Why this works: “Roped in” invokes cattle, the Southwest, Texas, Oklahoma. The analogy is stronger for it.
Yet if you're speaking to a Midwest audience (or if Green Bay is in the Super Bowl), then get more specific: “As big as four Lambeau Fields, laid end-zone to end-zone.” Name names (Chapter 20.)
Think: What would delight your specific audience? What analogy might signal “We get you. You belong here.”?
* * *
“Net neutrality” suffers from terrible branding.
The name is boring, techy, faceless. It sounds like something to ignore, especially at a time when we are flooded by the always-on spigot of distressing news.
We tote around limited gallons of rage to pour onto social media. We have to protect our mental health and well-being. It's exhausting to worry and wail about everything, isn't it?
Network (or net) neutrality is the principle that Internet service providers must treat all internet communications equally; they can't discriminate or charge differently based on location, content, platform, destination address, and so on. In the United States, the issue resurfaces periodically as a point of contention between network users and service providers.
Sure—the concept of net neutrality is important. It affects nearly everyone. But it's too … big. Unwieldy. Too much. Too hard. Between the Supreme Court and foreign policy and the ice caps … it gets shoved to the back of the line.
That's party because the concept of net neutrality is intangible. Consider the powerful image of a face mask, for example. That's a tangible restriction, whereas the restrictions at the heart of net neutrality feel … I can't even think of a word to describe them. (That's how much it lacks impact.)

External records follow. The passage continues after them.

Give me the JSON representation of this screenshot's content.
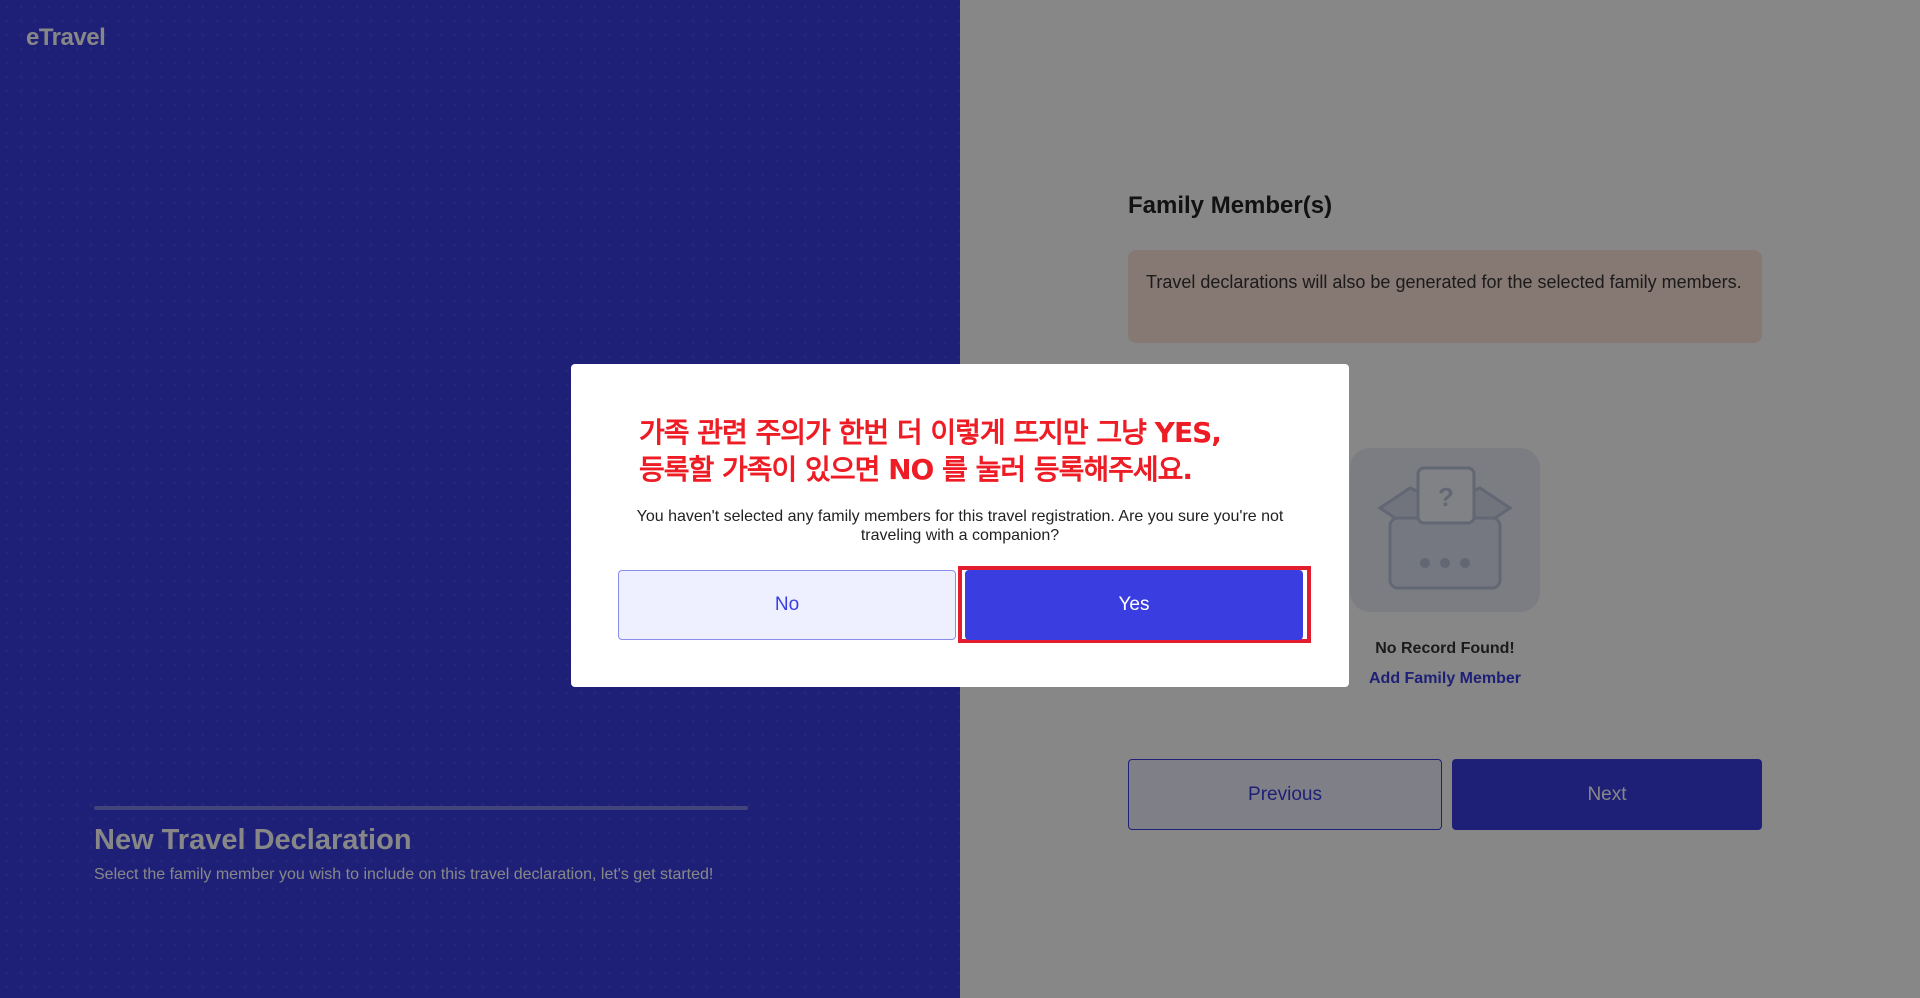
{
  "brand": {
    "logo": "eTravel"
  },
  "hero": {
    "title": "New Travel Declaration",
    "subtitle": "Select the family member you wish to include on this travel declaration, let's get started!"
  },
  "family": {
    "title": "Family Member(s)",
    "info": "Travel declarations will also be generated for the selected family members.",
    "empty_icon": "empty-box-illustration",
    "no_record": "No Record Found!",
    "add_link": "Add Family Member"
  },
  "nav": {
    "previous_label": "Previous",
    "next_label": "Next"
  },
  "modal": {
    "annotation_line1": "가족 관련 주의가 한번 더 이렇게 뜨지만 그냥 YES,",
    "annotation_line2": "등록할 가족이 있으면 NO 를 눌러 등록해주세요.",
    "message": "You haven't selected any family members for this travel registration. Are you sure you're not traveling with a companion?",
    "no_label": "No",
    "yes_label": "Yes"
  },
  "colors": {
    "primary": "#3a3ee0",
    "info_bg": "#fde3d8",
    "annotation_red": "#ee1c25",
    "highlight_border": "#e11d2f"
  }
}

The argument needs a good metaphor.
Enter Burger King.
In a recent campaign, Burger King uses its signature Whopper sandwich to raise awareness about net neutrality.1
The setup goes like this: The scene opens in a Burger King restaurant during a busy lunchtime. Customers are standing around for their orders, getting annoyed. It turns out that the wait for Whoppers is absurdly long, Burger King customers are told, unless they pay a premium ($26) to get it fast.
Or! Burger King employees tell confused customers: You could get the chicken sandwich or chicken fries immediately! BK is fast-tracking the chicken.
No one wants the chicken. That's not what they came here for. You sense the customers suddenly super-sizing their outrage.
The bigger story, of course, is what repealing net neutrality could mean for all of us, everywhere. We want the Whopper, but our ISPs are telling us to take the chicken.
Observe the faces of the people who are told they need to pay five times the regular price for a Whopper. Consider the ridiculousness of throttling back delivery times based on an arbitrary restriction.
Revel in the power of a meaty metaphor. If we get this pissed over lunch, can you imagine what might happen when more is at stake?
“Net neutrality repealed: I sleep,” one YouTube commenter said. “Whopper neutrality repealed: eyes wide open.”
“The Whopper actually taught me about net neutrality,” one customer says in the video, his face slightly contorted. “Stupid. But true.”
One more thing: A commentary on net neutrality by a fast-food restaurant seems odd.
Maybe so. But when you think about it, you can see how it makes total sense.
A fast-food company commenting on so-called fast and slow access lanes? It's actually perfect.